Me encantaría tener esta voz.
Me encantaría levantarme con el tiempo suficiente, para no tener siempre la excusa perfecta para llegar tarde a todos lados.
Me encantaría que vengas.
Me encantaría desayunar algo sano verde y nutritivo.
Me encantaría amarme.
Me encantaría no fumar.
Me encantaría no entregarme tan fácil al alcohol.
Me encantaría no tener vergüenza y tener amor propio, para tener la vergüenza justa sólo en esos momentos necesarios.
Me encantaría en cada acto y decisión elegir ser disidente.
Me encantaría tener la disciplina de una bailarina de danzas clásicas y la inteligencia de una hormiga para entender que todo se construye en colectivo, y que en definitiva todo y nada no es más que praxis.
Me encantaría mirarte a los ojos, y que justo en ese instante me estés mirando, para brindar con una canción por el encuentro.
Quiero que cuando tengamos una casa juntos, en nuestro cuarto, justo arriba del respaldo de la cama, haya un pez espada.
Hasta los treinta fui una ferviente fundamentalista.
Soy de las que dejó de creer en todo justo cuando dejé de creer en Bill Murray.
Estoy a favor del aborto.
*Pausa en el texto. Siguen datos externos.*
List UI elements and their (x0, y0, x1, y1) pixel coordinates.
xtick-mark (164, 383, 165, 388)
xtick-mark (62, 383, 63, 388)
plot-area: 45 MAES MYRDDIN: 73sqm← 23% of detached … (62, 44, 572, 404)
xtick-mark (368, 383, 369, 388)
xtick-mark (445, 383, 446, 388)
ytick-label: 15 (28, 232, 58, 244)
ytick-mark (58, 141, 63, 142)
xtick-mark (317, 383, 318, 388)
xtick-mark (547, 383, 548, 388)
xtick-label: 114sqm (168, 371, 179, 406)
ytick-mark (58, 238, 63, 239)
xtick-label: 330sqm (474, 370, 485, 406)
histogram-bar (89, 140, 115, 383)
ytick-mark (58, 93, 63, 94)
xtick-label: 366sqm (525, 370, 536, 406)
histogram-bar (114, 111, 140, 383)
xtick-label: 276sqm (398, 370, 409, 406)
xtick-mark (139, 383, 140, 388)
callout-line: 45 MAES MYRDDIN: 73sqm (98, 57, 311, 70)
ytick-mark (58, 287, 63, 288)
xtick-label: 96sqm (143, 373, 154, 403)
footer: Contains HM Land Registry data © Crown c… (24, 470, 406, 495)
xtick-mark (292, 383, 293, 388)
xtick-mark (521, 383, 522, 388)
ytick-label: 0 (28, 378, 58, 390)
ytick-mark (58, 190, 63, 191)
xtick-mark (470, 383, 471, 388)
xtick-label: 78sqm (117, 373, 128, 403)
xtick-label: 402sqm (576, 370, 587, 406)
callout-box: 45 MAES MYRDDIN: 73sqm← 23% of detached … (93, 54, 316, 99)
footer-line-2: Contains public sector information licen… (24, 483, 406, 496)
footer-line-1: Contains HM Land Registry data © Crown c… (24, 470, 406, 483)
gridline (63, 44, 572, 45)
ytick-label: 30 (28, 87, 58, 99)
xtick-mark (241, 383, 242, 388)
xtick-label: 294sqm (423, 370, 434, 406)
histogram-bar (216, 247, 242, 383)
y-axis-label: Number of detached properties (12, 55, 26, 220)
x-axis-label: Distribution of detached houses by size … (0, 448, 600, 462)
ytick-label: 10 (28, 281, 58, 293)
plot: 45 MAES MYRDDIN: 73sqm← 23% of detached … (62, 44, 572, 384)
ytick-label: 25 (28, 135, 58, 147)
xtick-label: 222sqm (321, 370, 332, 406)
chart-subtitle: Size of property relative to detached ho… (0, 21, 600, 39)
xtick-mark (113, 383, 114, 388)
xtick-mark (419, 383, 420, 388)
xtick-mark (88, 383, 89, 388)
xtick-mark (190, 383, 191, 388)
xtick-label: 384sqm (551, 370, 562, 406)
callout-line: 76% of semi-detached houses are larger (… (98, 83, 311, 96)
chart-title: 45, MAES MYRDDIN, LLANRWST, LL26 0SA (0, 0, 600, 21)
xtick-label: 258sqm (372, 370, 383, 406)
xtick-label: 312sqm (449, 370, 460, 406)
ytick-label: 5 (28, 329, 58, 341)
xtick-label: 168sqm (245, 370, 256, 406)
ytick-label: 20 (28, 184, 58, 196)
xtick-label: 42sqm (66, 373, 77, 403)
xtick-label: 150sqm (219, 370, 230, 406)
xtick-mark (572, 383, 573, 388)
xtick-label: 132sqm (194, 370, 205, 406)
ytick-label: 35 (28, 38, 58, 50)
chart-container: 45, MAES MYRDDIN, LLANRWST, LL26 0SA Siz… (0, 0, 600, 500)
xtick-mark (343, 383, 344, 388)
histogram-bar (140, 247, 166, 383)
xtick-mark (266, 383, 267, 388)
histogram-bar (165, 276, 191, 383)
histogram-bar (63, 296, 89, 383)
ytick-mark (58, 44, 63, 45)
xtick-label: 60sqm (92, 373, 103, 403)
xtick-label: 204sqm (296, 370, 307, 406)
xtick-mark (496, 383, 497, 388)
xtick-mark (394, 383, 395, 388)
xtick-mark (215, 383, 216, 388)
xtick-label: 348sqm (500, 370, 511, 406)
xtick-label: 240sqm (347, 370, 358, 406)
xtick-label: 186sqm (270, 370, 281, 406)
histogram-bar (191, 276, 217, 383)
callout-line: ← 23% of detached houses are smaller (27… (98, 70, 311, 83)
Porque todas las vidas tienen que vivir.
De elegir un don elegiría acordarme de mis vidas pasadas.
De poder robarme algo me robaría las manos de Perón.
Y de tener un poder elegiría teletrasportarme.
Deseo que la complicidad aparezca antes que la imagen.
Tomoko Sawada, una fotógrafa asiática, dice que una imagen es prueba de la existencia. Supongo que entonces eso tiene algo que ver con la imagen de yo.
Jean Luc Godard, por su parte decía que “Nunca hay que poner la cámara donde unx no estaría”.
La vida es una puesta en escena.
Estoy en un momento que le tengo claustrofobia a la anatomía.